SEMARANG — Perayaan Hari Jadi ke-81 Jawa Tengah tidak hanya dimeriahkan dengan hiburan musik, tetapi juga menjadi ajang konsolidasi pembangunan. Gubernur Jawa Tengah Ahmad Luthfi menegaskan bahwa kemajuan daerah tidak bisa hanya bertumpu pada kepala daerah semata, melainkan lahir dari peran aktif seluruh lapisan masyarakat.
"Membangun Provinsi Jawa Tengah ini harus mempunyai azas kebersamaan. Provinsi Jawa Tengah maju bukan berarti dari gubernur, bupati, atau walikota, melainkan dari seluruh komponen masyarakat yang bahu-membahu jadi satu," ujarnya dalam keterangan tertulis, Minggu (23/8/2026).
Tema yang diusung pada peringatan kali ini, 'Wolung Puluh Siji, Gumregut Nyawiji', mengandung filosofi mendalam tentang persatuan. Ahmad Luthfi menjelaskan, tema ini menggambarkan tekad kuat masyarakat Jawa Tengah untuk bergerak bersama dan menyingkirkan kepentingan pribadi demi pembangunan yang berkelanjutan.
"Pesan saya, di ulang tahun yang ke-81 ini, mari kita rekatkan persatuan dan kesatuan. Kita singkirkan ego sektoral," tegasnya.
Di tengah semangat kebersamaan tersebut, pemerintah daerah mencatatkan sejumlah capaian pembangunan. Data terbaru menunjukkan pertumbuhan ekonomi Jawa Tengah pada semester I-2026 mencapai 5,80 persen. Angka ini sejalan dengan upaya pengentasan kemiskinan yang menunjukkan tren positif.
Tingkat kemiskinan di provinsi ini berhasil ditekan dari 9,48 persen menjadi 9,21 persen. Penurunan ini berdampak langsung pada sekitar 3,37 juta jiwa yang kini mengalami peningkatan kondisi ekonomi dan keluar dari garis kemiskinan.
Ahmad Luthfi juga mengajak masyarakat yang hadir untuk memanjatkan doa bagi saudara-saudara di berbagai daerah yang tengah dilanda musibah bencana alam. Wilayah yang dimaksud antara lain Nusa Tenggara Timur (NTT), Kalimantan, Aceh, dan sejumlah daerah lainnya.
"Malam hari ini kita doakan saudara-saudara kita yang tertimpa bencana.
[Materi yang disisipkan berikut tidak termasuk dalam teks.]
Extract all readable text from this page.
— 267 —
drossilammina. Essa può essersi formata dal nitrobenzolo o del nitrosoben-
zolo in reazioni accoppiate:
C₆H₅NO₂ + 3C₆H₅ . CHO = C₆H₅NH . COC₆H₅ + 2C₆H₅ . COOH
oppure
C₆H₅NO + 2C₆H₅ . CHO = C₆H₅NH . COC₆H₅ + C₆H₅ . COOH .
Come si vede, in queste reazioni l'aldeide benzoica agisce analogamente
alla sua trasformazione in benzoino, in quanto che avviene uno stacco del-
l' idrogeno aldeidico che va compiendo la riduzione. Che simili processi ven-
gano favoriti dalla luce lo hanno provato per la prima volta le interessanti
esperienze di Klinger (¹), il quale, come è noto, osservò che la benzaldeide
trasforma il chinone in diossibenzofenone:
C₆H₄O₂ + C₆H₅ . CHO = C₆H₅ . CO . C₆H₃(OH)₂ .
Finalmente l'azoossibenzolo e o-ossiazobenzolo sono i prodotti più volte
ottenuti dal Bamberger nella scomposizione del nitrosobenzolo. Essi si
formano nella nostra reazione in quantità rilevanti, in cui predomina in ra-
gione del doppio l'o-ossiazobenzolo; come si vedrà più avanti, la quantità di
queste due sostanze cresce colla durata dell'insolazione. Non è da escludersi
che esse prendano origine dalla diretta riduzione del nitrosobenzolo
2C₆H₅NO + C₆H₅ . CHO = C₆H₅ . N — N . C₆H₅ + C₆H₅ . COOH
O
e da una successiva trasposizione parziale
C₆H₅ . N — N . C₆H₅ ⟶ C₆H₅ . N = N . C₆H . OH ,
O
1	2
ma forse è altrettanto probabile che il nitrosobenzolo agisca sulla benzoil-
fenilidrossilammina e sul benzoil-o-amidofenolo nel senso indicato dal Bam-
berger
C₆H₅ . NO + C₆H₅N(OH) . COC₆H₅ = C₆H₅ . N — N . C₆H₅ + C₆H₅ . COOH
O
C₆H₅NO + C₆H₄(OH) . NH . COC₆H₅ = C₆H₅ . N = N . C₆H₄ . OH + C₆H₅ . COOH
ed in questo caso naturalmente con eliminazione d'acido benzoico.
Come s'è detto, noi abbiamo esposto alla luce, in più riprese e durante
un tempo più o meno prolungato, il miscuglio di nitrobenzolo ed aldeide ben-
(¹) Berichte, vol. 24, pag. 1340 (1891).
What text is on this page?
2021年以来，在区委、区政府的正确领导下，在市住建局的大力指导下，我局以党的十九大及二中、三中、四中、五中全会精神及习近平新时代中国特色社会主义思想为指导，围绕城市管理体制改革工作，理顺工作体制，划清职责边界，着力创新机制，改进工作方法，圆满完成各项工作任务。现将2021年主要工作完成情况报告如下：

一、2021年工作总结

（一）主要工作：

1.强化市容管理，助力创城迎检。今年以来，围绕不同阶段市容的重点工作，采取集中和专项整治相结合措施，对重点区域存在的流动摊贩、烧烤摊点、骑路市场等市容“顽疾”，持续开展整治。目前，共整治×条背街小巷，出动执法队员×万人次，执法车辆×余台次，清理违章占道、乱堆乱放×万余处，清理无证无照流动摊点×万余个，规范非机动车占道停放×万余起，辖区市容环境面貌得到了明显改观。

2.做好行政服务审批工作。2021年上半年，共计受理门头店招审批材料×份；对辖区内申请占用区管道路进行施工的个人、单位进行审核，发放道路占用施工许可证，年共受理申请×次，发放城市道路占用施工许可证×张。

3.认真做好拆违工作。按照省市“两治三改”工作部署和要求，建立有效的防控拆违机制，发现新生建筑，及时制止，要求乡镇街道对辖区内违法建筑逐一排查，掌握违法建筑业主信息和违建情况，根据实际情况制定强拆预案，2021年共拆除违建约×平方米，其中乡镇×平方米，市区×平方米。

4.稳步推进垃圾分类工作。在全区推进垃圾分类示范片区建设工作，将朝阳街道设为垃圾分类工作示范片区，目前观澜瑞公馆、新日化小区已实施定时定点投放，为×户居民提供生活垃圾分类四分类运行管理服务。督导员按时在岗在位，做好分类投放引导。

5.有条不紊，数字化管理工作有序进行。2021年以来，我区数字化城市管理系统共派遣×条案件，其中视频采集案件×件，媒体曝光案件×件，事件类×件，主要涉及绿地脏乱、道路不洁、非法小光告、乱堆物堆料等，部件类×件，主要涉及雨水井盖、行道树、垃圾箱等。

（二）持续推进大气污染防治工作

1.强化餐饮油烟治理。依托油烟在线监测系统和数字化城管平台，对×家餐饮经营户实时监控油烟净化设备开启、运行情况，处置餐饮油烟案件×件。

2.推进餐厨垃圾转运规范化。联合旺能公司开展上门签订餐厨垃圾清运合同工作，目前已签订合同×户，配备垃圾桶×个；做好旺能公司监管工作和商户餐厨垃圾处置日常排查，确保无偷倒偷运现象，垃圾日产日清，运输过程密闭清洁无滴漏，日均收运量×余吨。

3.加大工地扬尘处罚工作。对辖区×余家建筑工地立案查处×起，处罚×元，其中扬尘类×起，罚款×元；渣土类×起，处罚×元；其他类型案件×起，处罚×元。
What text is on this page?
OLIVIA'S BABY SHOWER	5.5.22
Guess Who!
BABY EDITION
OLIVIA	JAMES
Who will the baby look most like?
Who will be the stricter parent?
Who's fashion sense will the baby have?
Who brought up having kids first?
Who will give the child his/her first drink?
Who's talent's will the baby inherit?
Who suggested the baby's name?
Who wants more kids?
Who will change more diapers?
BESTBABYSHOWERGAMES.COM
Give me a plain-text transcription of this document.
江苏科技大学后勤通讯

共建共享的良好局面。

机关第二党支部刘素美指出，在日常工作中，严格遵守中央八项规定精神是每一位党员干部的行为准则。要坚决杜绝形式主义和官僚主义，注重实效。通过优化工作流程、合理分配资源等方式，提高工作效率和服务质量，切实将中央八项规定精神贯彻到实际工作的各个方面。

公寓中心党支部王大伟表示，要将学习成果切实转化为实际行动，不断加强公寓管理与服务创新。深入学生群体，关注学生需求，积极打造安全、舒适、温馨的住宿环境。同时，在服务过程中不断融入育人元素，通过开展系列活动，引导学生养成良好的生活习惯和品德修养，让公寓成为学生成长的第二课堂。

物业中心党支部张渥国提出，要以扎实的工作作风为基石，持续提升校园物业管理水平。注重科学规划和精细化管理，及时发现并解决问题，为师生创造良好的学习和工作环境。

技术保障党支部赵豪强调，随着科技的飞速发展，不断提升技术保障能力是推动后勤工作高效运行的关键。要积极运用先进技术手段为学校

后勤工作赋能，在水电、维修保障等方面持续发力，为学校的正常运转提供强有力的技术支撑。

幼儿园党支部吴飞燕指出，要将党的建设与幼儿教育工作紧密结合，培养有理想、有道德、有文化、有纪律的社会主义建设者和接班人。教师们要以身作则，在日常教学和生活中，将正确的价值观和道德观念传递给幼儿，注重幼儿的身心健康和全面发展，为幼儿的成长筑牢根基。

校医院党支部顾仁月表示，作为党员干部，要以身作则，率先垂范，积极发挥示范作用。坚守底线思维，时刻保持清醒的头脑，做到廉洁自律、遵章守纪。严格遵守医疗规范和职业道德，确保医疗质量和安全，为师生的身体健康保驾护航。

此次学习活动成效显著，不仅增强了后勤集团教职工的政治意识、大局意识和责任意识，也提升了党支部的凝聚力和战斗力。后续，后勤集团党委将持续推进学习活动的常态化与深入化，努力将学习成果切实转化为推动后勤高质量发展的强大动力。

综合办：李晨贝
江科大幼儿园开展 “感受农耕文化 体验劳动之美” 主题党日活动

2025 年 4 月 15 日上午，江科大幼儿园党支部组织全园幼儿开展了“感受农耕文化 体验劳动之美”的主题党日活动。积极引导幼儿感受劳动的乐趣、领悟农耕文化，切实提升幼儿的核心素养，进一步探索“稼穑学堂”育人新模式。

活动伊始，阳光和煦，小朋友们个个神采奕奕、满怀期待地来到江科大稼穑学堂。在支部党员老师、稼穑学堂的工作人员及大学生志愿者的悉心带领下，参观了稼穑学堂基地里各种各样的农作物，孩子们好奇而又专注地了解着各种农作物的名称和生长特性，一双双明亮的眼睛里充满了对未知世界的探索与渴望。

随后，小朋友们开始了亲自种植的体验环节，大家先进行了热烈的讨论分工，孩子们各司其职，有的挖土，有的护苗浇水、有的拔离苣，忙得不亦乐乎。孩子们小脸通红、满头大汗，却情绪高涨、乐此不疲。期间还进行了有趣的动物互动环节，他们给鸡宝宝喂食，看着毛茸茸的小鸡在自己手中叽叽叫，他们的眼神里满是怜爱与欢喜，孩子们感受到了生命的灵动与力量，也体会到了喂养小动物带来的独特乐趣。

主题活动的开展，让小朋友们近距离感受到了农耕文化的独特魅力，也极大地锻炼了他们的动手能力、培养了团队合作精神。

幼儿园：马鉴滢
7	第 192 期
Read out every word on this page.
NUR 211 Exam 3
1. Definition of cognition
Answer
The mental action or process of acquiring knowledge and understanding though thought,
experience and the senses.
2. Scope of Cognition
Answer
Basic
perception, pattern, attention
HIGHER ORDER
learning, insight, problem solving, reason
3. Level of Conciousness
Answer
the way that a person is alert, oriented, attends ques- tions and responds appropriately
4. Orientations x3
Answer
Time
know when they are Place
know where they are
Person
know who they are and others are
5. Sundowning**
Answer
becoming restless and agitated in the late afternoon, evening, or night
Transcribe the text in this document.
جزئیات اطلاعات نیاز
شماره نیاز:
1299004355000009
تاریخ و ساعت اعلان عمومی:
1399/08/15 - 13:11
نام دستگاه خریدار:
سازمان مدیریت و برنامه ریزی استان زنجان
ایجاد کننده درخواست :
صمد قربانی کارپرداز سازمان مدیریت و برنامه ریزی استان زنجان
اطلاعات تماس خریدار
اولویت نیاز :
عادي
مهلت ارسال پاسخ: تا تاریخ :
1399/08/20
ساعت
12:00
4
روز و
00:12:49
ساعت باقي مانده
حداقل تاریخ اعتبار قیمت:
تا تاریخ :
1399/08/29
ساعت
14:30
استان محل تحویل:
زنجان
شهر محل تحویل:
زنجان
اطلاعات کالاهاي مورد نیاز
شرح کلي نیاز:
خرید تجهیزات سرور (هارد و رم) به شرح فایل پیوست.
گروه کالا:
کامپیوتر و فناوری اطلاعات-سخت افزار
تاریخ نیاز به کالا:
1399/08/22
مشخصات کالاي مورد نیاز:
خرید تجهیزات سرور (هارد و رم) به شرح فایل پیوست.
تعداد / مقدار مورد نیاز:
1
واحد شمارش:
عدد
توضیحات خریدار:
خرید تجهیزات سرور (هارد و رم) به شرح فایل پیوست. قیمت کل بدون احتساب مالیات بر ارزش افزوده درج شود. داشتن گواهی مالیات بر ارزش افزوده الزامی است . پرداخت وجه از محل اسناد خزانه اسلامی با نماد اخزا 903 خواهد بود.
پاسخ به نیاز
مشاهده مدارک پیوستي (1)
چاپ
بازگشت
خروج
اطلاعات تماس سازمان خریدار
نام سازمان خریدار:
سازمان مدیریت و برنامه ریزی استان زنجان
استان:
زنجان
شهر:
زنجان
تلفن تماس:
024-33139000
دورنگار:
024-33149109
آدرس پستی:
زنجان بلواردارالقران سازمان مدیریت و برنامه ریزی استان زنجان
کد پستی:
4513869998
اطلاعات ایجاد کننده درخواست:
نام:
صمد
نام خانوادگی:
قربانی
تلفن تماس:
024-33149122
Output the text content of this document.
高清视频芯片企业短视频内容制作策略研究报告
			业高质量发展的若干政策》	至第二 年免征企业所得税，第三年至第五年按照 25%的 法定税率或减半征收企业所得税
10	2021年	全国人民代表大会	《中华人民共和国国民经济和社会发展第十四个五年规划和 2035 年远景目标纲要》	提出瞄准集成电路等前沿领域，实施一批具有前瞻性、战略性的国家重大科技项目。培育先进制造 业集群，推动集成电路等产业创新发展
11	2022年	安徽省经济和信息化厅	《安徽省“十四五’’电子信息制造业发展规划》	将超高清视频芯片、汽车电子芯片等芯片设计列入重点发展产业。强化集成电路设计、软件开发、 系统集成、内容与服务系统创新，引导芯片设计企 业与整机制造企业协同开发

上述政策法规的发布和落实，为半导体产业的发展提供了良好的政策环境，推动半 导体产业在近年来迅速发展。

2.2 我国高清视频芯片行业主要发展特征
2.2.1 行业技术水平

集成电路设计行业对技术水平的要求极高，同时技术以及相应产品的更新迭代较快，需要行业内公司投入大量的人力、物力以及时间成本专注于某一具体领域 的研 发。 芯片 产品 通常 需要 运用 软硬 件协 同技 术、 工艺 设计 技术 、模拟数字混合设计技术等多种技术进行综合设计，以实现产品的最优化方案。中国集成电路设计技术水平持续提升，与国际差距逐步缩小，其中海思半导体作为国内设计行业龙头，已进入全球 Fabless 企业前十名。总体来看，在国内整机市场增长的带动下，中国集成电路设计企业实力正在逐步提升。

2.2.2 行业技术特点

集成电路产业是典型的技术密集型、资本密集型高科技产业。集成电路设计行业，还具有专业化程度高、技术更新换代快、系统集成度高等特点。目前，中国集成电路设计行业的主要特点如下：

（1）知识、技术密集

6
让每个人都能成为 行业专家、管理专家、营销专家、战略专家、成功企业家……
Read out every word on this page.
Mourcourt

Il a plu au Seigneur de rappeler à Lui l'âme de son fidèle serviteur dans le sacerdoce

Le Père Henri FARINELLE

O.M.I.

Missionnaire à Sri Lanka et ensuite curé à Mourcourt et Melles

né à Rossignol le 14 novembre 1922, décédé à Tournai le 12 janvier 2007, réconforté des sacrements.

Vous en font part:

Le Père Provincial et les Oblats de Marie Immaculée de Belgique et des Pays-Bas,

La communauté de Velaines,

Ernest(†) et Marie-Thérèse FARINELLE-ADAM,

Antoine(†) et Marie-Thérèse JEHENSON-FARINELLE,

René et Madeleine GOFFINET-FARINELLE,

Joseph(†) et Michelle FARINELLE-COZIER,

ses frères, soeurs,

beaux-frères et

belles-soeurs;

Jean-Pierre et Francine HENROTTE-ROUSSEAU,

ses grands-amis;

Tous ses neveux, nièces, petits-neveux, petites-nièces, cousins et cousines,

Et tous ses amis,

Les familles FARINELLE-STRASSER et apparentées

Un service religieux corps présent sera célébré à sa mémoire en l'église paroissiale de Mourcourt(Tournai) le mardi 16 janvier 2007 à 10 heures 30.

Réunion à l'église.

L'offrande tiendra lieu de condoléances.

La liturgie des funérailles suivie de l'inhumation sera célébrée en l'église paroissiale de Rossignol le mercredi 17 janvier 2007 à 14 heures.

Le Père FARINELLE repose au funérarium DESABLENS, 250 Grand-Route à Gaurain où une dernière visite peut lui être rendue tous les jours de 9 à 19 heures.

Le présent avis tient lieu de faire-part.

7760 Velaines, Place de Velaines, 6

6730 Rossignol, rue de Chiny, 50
Semoga dikuatkan, semoga ditambahkan, dan segera recovery," katanya.
Pesan kepedulian serupa turut disampaikan oleh vokalis KLa Project, Katon Bagaskara, yang menjadi salah satu pengisi acara Harmony of Java 2026. Ia mengajak seluruh masyarakat untuk terus menjaga solidaritas terhadap sesama yang sedang tertimpa musibah.
"Terima kasih sudah mengundang kami tampil di sini. Mari bersama-sama kita merayakan Indonesia. Semoga kita semua sejahtera dan semangat penuh cinta. Semoga saudara kita di NTT segera mendapatkan bantuan yang dibutuhkan," tuturnya.
Selain menjadi momentum refleksi pembangunan, gelaran Harmony of Java 2026 juga menyuguhkan hiburan bagi masyarakat. Penampilan Saleho meramaikan acara pada Sabtu sore, disusul aksi panggung dari Pertelon Koplo, Good Morning Everyone (GME), dan KLa Project pada malam harinya.
Melalui peringatan ini, Ahmad Luthfi berharap semangat persatuan dan gotong royong terus menjadi fondasi masyarakat dalam menghadapi berbagai tantangan ke depan. Kolaborasi dari semua pihak dinilai sebagai kunci utama mewujudkan pembangunan daerah yang merata dan berkelanjutan.